Videology Analysis Explores What It Takes to Shift Brand Loyalty
- Video Ad Exposure Shown to Convert Competing Brand Users to the Advertised Brand
- Optimal Frequency Levels Show Clear Correlation to "Intent to Purchase" Scores
NEW YORK, June 27, 2012 /PRNewswire/ -- Videology—a digital video advertising platform and solutions provider—released an analysis today focusing on the influence of ad exposure frequency on consumer purchase intent. The analysis confirmed and quantified that optimal ad exposure levels clearly drive intent to purchase scores for a CPG brand—even among competing brand users.
"While it's tempting to assume that the major tenets of brand advertising will translate across the new media landscape, we are seeing that each new channel possesses its own unique set of attributes," said Aleck Schleider, Videology's vice president of data and analytics. "That's why this type of quantitative analysis on something as basic as frequency levels can actually make a huge impact on the effectiveness of campaigns for digital video advertisers."
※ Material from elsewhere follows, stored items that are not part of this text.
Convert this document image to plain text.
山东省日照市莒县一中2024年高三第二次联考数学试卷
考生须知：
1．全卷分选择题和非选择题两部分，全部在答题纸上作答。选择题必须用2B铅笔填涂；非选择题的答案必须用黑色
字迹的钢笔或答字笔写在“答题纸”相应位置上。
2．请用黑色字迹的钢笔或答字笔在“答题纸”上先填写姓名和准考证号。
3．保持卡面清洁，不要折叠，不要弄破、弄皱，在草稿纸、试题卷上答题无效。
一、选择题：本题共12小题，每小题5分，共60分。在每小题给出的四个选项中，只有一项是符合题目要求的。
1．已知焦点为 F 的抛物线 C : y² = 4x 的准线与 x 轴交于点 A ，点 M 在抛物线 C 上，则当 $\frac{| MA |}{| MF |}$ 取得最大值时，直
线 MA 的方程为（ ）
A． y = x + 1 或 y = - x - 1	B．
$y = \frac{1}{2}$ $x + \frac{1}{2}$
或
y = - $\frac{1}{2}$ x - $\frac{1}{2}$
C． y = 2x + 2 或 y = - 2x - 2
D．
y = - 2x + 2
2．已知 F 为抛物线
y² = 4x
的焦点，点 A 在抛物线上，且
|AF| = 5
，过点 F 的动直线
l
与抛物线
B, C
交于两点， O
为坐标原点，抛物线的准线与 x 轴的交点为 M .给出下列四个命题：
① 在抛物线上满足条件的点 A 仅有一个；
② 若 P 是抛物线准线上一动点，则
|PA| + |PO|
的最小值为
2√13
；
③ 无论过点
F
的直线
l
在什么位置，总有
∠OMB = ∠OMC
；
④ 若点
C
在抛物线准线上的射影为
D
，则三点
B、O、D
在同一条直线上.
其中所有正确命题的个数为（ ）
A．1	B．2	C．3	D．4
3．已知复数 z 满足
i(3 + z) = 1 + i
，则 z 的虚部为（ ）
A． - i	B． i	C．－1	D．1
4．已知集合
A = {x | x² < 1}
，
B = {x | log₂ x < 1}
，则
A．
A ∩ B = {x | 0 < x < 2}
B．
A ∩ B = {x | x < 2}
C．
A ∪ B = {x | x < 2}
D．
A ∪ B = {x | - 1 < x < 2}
Looking at pre-roll video ad campaigns in the Consumer Packaged Goods category, Videology found:
- Potential consumers who were exposed to a brand's message 6-8 times were twice as likely as those exposed less than 6 times to become brand converters, (i.e. they currently use a competing brand, but indicate that they "intend" to purchase the advertised brand)
(Source: Videology U.S. Impression, CPG brands, 30 day campaign, Spring 2012)
Videology points out that optimal frequency levels may vary between brands, categories and myriad factors from demographic targeting to product purchase cycles, but the key takeaway is that campaign analysis can inform future planning objectives.
"Consumer behavior is not always logical, but it can be predictable," added Schleider. "We don't have to understand why repeated exposure to a message works, but we do need to build models that account for these measurable thresholds, so that we are better equipped to help advertisers plan campaigns in the video space that maximize their desired results."
He added that while this analysis focused on CPG advertisers and frequency, Videology plans to conduct future brand building studies across categories and metrics, and ultimately, hopes to extend its measurement guidelines to include cross channel campaigns encompassing both television and digital video ad exposure.
Videology (videologygroup.com) is a screen-agnostic video advertising technology that works across all video screens to connect brands with consumers. Videology achieves this through mathematically-driven data analyses that allow it to target precise consumer segments—at scale—by demographics, psychographics, and behavioral segments. This precise targeting permits advertisers to extract increased value from every media impression, and allows content partners to monetize their audience more effectively.
Videology, Inc., is a privately-held, venture-backed company, whose investors include NEA, Valhalla Partners and Comcast Ventures. The company is headquartered in Baltimore, MD, with key offices in New York, Austin and London, and sales teams across North America.